清水敏男[しみずとしお]  62 無元②


◆調査方法

 8月31、9月1の両日、いわき市の有権者を対象に、無作為に発生させた番号に電話をかけるオートコールと、JX通信社が提携するリサーチ会社の登録モニターにインターネットで調査した。電話は785人、インターネットは272人から回答を得た。


■「医師不足解消」が最多 最優先課題 「災害に強いまち」続く

 7日投開票のいわき市長選を前に、福島民報社とJX通信社(東京)が合同で実施した世論調査では、最優先で取り組むべき課題や投票する際に最も重視する観点などを聞いた。

 いわき市が最優先で取り組むべき課題についての回答は【グラフ①】の通り。「医師不足の解消・医療体制の充実」が24・1%で最も多かった。「災害に強いまちづくり」13・8%、「商工業振興・雇用創出」12・2%、「人口減少対策」11・6%と続いた。

 年代別で最も多かったのは、10代と40代から80代でいずれも「医師不足の解消・医療体制の充実」だった。20代は「中心市街地の活性化」、30代は「子育て・教育振興」が最多だった。

 性別で見ると、男性は「人口減少対策」、女性は「医師不足の解消・医療体制の充実」がトップだった。


■投票で最も重視する観点 「政策や主義・主張」43.2%

 投票する際に最も重視する観点は【グラフ②】の通り。

 「政策や主義・主張」が43・2%で圧倒的に多かった。男性は48・2%、女性は38・4%が選んだ。年代別で見ても全世代でトップとなった。

 「政治的な行動力」が14・8%、「地域社会へのこれまでの貢献度」が12・0%、「人柄や経歴」が9・8%で続いた。


■充実してほしい施設 「医療・福祉」47.6%

 市内にどのような施設が最も充実してほしいかの問いに対する回答は【グラフ③】の通り。

 最多は「医療・福祉施設」で、半数に迫る47・6%に上った。60代、70代、80代ではいずれも約60%が望み、40代、50代でもトップとなった。

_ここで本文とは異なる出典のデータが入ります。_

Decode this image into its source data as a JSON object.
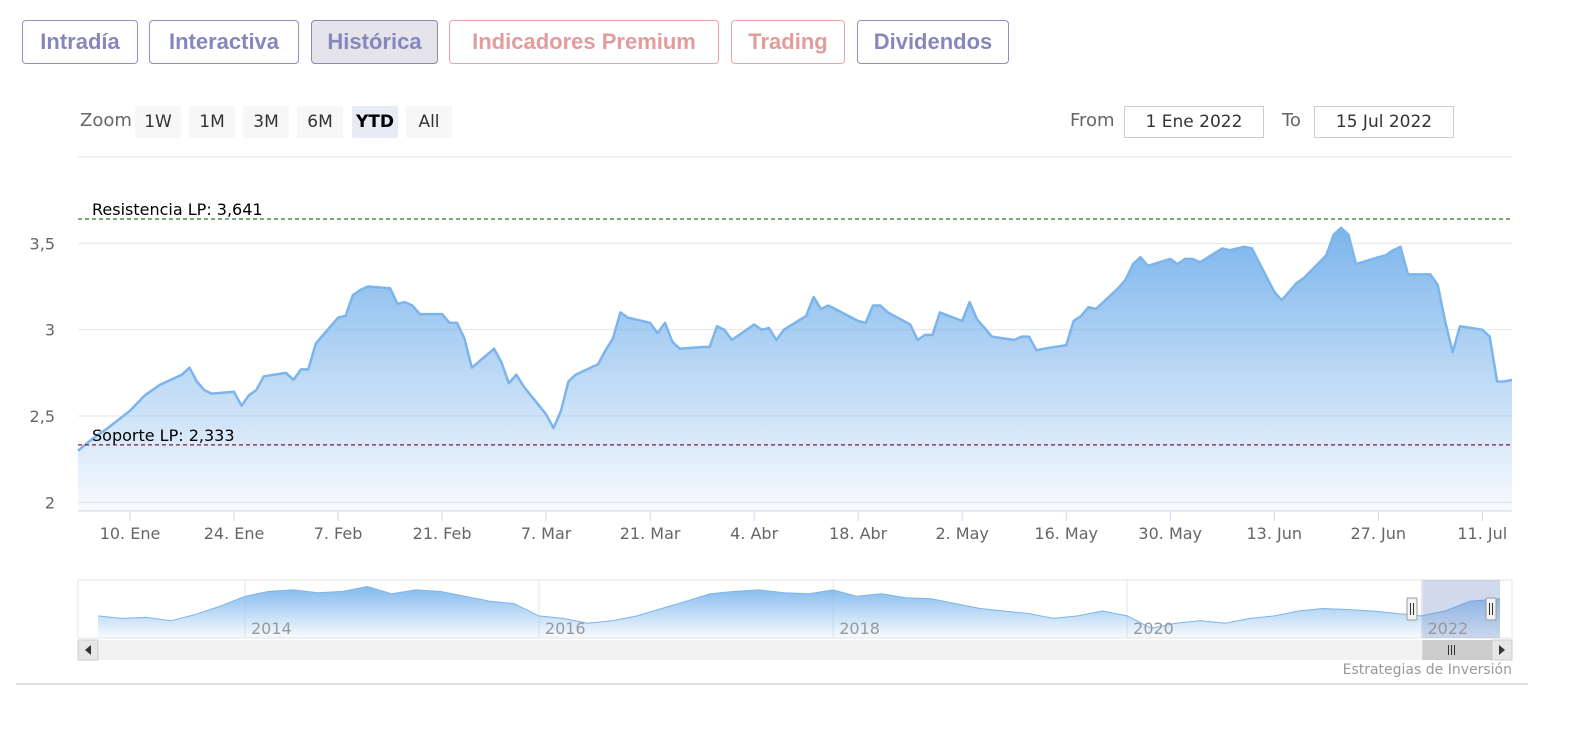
{
  "tabs": [
    {
      "label": "Intradía"
    },
    {
      "label": "Interactiva"
    },
    {
      "label": "Histórica"
    },
    {
      "label": "Indicadores Premium"
    },
    {
      "label": "Trading"
    },
    {
      "label": "Dividendos"
    }
  ],
  "range_selector": {
    "zoom_label": "Zoom",
    "buttons": [
      "1W",
      "1M",
      "3M",
      "6M",
      "YTD",
      "All"
    ],
    "selected": "YTD",
    "from_label": "From",
    "from_value": "1 Ene 2022",
    "to_label": "To",
    "to_value": "15 Jul 2022"
  },
  "chart_data": {
    "type": "area",
    "title": "",
    "xlabel": "",
    "ylabel": "",
    "date_range": [
      "2022-01-03",
      "2022-07-15"
    ],
    "ylim": [
      1.95,
      4.0
    ],
    "y_ticks": [
      {
        "value": 2,
        "label": "2"
      },
      {
        "value": 2.5,
        "label": "2,5"
      },
      {
        "value": 3,
        "label": "3"
      },
      {
        "value": 3.5,
        "label": "3,5"
      }
    ],
    "x_ticks": [
      {
        "date": "2022-01-10",
        "label": "10. Ene"
      },
      {
        "date": "2022-01-24",
        "label": "24. Ene"
      },
      {
        "date": "2022-02-07",
        "label": "7. Feb"
      },
      {
        "date": "2022-02-21",
        "label": "21. Feb"
      },
      {
        "date": "2022-03-07",
        "label": "7. Mar"
      },
      {
        "date": "2022-03-21",
        "label": "21. Mar"
      },
      {
        "date": "2022-04-04",
        "label": "4. Abr"
      },
      {
        "date": "2022-04-18",
        "label": "18. Abr"
      },
      {
        "date": "2022-05-02",
        "label": "2. May"
      },
      {
        "date": "2022-05-16",
        "label": "16. May"
      },
      {
        "date": "2022-05-30",
        "label": "30. May"
      },
      {
        "date": "2022-06-13",
        "label": "13. Jun"
      },
      {
        "date": "2022-06-27",
        "label": "27. Jun"
      },
      {
        "date": "2022-07-11",
        "label": "11. Jul"
      }
    ],
    "grid": true,
    "plot_lines": [
      {
        "label": "Resistencia LP: 3,641",
        "value": 3.641,
        "color": "#2f7d2f"
      },
      {
        "label": "Soporte LP: 2,333",
        "value": 2.333,
        "color": "#7a1f3d"
      }
    ],
    "series": [
      {
        "color": "#7cb5ec",
        "points": [
          [
            "2022-01-03",
            2.3
          ],
          [
            "2022-01-05",
            2.37
          ],
          [
            "2022-01-07",
            2.43
          ],
          [
            "2022-01-10",
            2.53
          ],
          [
            "2022-01-12",
            2.62
          ],
          [
            "2022-01-14",
            2.68
          ],
          [
            "2022-01-17",
            2.74
          ],
          [
            "2022-01-18",
            2.78
          ],
          [
            "2022-01-19",
            2.7
          ],
          [
            "2022-01-20",
            2.65
          ],
          [
            "2022-01-21",
            2.63
          ],
          [
            "2022-01-24",
            2.64
          ],
          [
            "2022-01-25",
            2.56
          ],
          [
            "2022-01-26",
            2.62
          ],
          [
            "2022-01-27",
            2.65
          ],
          [
            "2022-01-28",
            2.73
          ],
          [
            "2022-01-31",
            2.75
          ],
          [
            "2022-02-01",
            2.71
          ],
          [
            "2022-02-02",
            2.77
          ],
          [
            "2022-02-03",
            2.77
          ],
          [
            "2022-02-04",
            2.92
          ],
          [
            "2022-02-07",
            3.07
          ],
          [
            "2022-02-08",
            3.08
          ],
          [
            "2022-02-09",
            3.2
          ],
          [
            "2022-02-10",
            3.23
          ],
          [
            "2022-02-11",
            3.25
          ],
          [
            "2022-02-14",
            3.24
          ],
          [
            "2022-02-15",
            3.15
          ],
          [
            "2022-02-16",
            3.16
          ],
          [
            "2022-02-17",
            3.14
          ],
          [
            "2022-02-18",
            3.09
          ],
          [
            "2022-02-21",
            3.09
          ],
          [
            "2022-02-22",
            3.04
          ],
          [
            "2022-02-23",
            3.04
          ],
          [
            "2022-02-24",
            2.95
          ],
          [
            "2022-02-25",
            2.78
          ],
          [
            "2022-02-28",
            2.89
          ],
          [
            "2022-03-01",
            2.81
          ],
          [
            "2022-03-02",
            2.69
          ],
          [
            "2022-03-03",
            2.74
          ],
          [
            "2022-03-04",
            2.67
          ],
          [
            "2022-03-07",
            2.51
          ],
          [
            "2022-03-08",
            2.43
          ],
          [
            "2022-03-09",
            2.53
          ],
          [
            "2022-03-10",
            2.7
          ],
          [
            "2022-03-11",
            2.74
          ],
          [
            "2022-03-14",
            2.8
          ],
          [
            "2022-03-15",
            2.88
          ],
          [
            "2022-03-16",
            2.95
          ],
          [
            "2022-03-17",
            3.1
          ],
          [
            "2022-03-18",
            3.07
          ],
          [
            "2022-03-21",
            3.04
          ],
          [
            "2022-03-22",
            2.98
          ],
          [
            "2022-03-23",
            3.04
          ],
          [
            "2022-03-24",
            2.93
          ],
          [
            "2022-03-25",
            2.89
          ],
          [
            "2022-03-28",
            2.9
          ],
          [
            "2022-03-29",
            2.9
          ],
          [
            "2022-03-30",
            3.02
          ],
          [
            "2022-03-31",
            3.0
          ],
          [
            "2022-04-01",
            2.94
          ],
          [
            "2022-04-04",
            3.03
          ],
          [
            "2022-04-05",
            3.0
          ],
          [
            "2022-04-06",
            3.01
          ],
          [
            "2022-04-07",
            2.94
          ],
          [
            "2022-04-08",
            3.0
          ],
          [
            "2022-04-11",
            3.08
          ],
          [
            "2022-04-12",
            3.19
          ],
          [
            "2022-04-13",
            3.12
          ],
          [
            "2022-04-14",
            3.14
          ],
          [
            "2022-04-18",
            3.05
          ],
          [
            "2022-04-19",
            3.04
          ],
          [
            "2022-04-20",
            3.14
          ],
          [
            "2022-04-21",
            3.14
          ],
          [
            "2022-04-22",
            3.1
          ],
          [
            "2022-04-25",
            3.03
          ],
          [
            "2022-04-26",
            2.94
          ],
          [
            "2022-04-27",
            2.97
          ],
          [
            "2022-04-28",
            2.97
          ],
          [
            "2022-04-29",
            3.1
          ],
          [
            "2022-05-02",
            3.05
          ],
          [
            "2022-05-03",
            3.16
          ],
          [
            "2022-05-04",
            3.06
          ],
          [
            "2022-05-05",
            3.01
          ],
          [
            "2022-05-06",
            2.96
          ],
          [
            "2022-05-09",
            2.94
          ],
          [
            "2022-05-10",
            2.96
          ],
          [
            "2022-05-11",
            2.96
          ],
          [
            "2022-05-12",
            2.88
          ],
          [
            "2022-05-13",
            2.89
          ],
          [
            "2022-05-16",
            2.91
          ],
          [
            "2022-05-17",
            3.05
          ],
          [
            "2022-05-18",
            3.08
          ],
          [
            "2022-05-19",
            3.13
          ],
          [
            "2022-05-20",
            3.12
          ],
          [
            "2022-05-23",
            3.24
          ],
          [
            "2022-05-24",
            3.29
          ],
          [
            "2022-05-25",
            3.38
          ],
          [
            "2022-05-26",
            3.42
          ],
          [
            "2022-05-27",
            3.37
          ],
          [
            "2022-05-30",
            3.41
          ],
          [
            "2022-05-31",
            3.38
          ],
          [
            "2022-06-01",
            3.41
          ],
          [
            "2022-06-02",
            3.41
          ],
          [
            "2022-06-03",
            3.39
          ],
          [
            "2022-06-06",
            3.47
          ],
          [
            "2022-06-07",
            3.46
          ],
          [
            "2022-06-08",
            3.47
          ],
          [
            "2022-06-09",
            3.48
          ],
          [
            "2022-06-10",
            3.47
          ],
          [
            "2022-06-13",
            3.22
          ],
          [
            "2022-06-14",
            3.17
          ],
          [
            "2022-06-15",
            3.22
          ],
          [
            "2022-06-16",
            3.27
          ],
          [
            "2022-06-17",
            3.3
          ],
          [
            "2022-06-20",
            3.43
          ],
          [
            "2022-06-21",
            3.55
          ],
          [
            "2022-06-22",
            3.59
          ],
          [
            "2022-06-23",
            3.55
          ],
          [
            "2022-06-24",
            3.38
          ],
          [
            "2022-06-27",
            3.42
          ],
          [
            "2022-06-28",
            3.43
          ],
          [
            "2022-06-29",
            3.46
          ],
          [
            "2022-06-30",
            3.48
          ],
          [
            "2022-07-01",
            3.32
          ],
          [
            "2022-07-04",
            3.32
          ],
          [
            "2022-07-05",
            3.26
          ],
          [
            "2022-07-06",
            3.05
          ],
          [
            "2022-07-07",
            2.87
          ],
          [
            "2022-07-08",
            3.02
          ],
          [
            "2022-07-11",
            3.0
          ],
          [
            "2022-07-12",
            2.96
          ],
          [
            "2022-07-13",
            2.7
          ],
          [
            "2022-07-14",
            2.7
          ],
          [
            "2022-07-15",
            2.71
          ]
        ]
      }
    ],
    "navigator": {
      "year_labels": [
        "2014",
        "2016",
        "2018",
        "2020",
        "2022"
      ],
      "series_color": "#7cb5ec",
      "window_start": "2022-01-03",
      "window_end": "2022-07-15",
      "points": [
        [
          "2013-01-01",
          2.35
        ],
        [
          "2013-03-01",
          2.3
        ],
        [
          "2013-05-01",
          2.32
        ],
        [
          "2013-07-01",
          2.25
        ],
        [
          "2013-09-01",
          2.38
        ],
        [
          "2013-11-01",
          2.55
        ],
        [
          "2014-01-01",
          2.75
        ],
        [
          "2014-03-01",
          2.85
        ],
        [
          "2014-05-01",
          2.88
        ],
        [
          "2014-07-01",
          2.82
        ],
        [
          "2014-09-01",
          2.85
        ],
        [
          "2014-11-01",
          2.95
        ],
        [
          "2015-01-01",
          2.8
        ],
        [
          "2015-03-01",
          2.88
        ],
        [
          "2015-05-01",
          2.85
        ],
        [
          "2015-07-01",
          2.75
        ],
        [
          "2015-09-01",
          2.65
        ],
        [
          "2015-11-01",
          2.6
        ],
        [
          "2016-01-01",
          2.35
        ],
        [
          "2016-03-01",
          2.3
        ],
        [
          "2016-05-01",
          2.2
        ],
        [
          "2016-07-01",
          2.25
        ],
        [
          "2016-09-01",
          2.35
        ],
        [
          "2016-11-01",
          2.5
        ],
        [
          "2017-01-01",
          2.65
        ],
        [
          "2017-03-01",
          2.8
        ],
        [
          "2017-05-01",
          2.85
        ],
        [
          "2017-07-01",
          2.88
        ],
        [
          "2017-09-01",
          2.82
        ],
        [
          "2017-11-01",
          2.8
        ],
        [
          "2018-01-01",
          2.88
        ],
        [
          "2018-03-01",
          2.75
        ],
        [
          "2018-05-01",
          2.8
        ],
        [
          "2018-07-01",
          2.72
        ],
        [
          "2018-09-01",
          2.7
        ],
        [
          "2018-11-01",
          2.6
        ],
        [
          "2019-01-01",
          2.5
        ],
        [
          "2019-03-01",
          2.45
        ],
        [
          "2019-05-01",
          2.4
        ],
        [
          "2019-07-01",
          2.3
        ],
        [
          "2019-09-01",
          2.35
        ],
        [
          "2019-11-01",
          2.45
        ],
        [
          "2020-01-01",
          2.35
        ],
        [
          "2020-03-01",
          2.1
        ],
        [
          "2020-05-01",
          2.2
        ],
        [
          "2020-07-01",
          2.25
        ],
        [
          "2020-09-01",
          2.2
        ],
        [
          "2020-11-01",
          2.3
        ],
        [
          "2021-01-01",
          2.35
        ],
        [
          "2021-03-01",
          2.45
        ],
        [
          "2021-05-01",
          2.5
        ],
        [
          "2021-07-01",
          2.48
        ],
        [
          "2021-09-01",
          2.45
        ],
        [
          "2021-11-01",
          2.4
        ],
        [
          "2022-01-01",
          2.35
        ],
        [
          "2022-03-01",
          2.45
        ],
        [
          "2022-05-01",
          2.65
        ],
        [
          "2022-07-15",
          2.7
        ]
      ]
    }
  },
  "credits": "Estrategias de Inversión"
}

 「大型商業施設」が11・7%、「大型遊技・娯楽施設」7・3%、「防災拠点施設」6・7%などと続いている。


■投票先の参考 「新聞」最多34.6%

 市長選の投票先を決める際に、最も参考にするメディアは「新聞」が34・6%で最多だった。

 「テレビ」が16・8%、「インターネット」が15・0%、「選挙公報」が10・2%、「SNS」が6・4%などと続いた。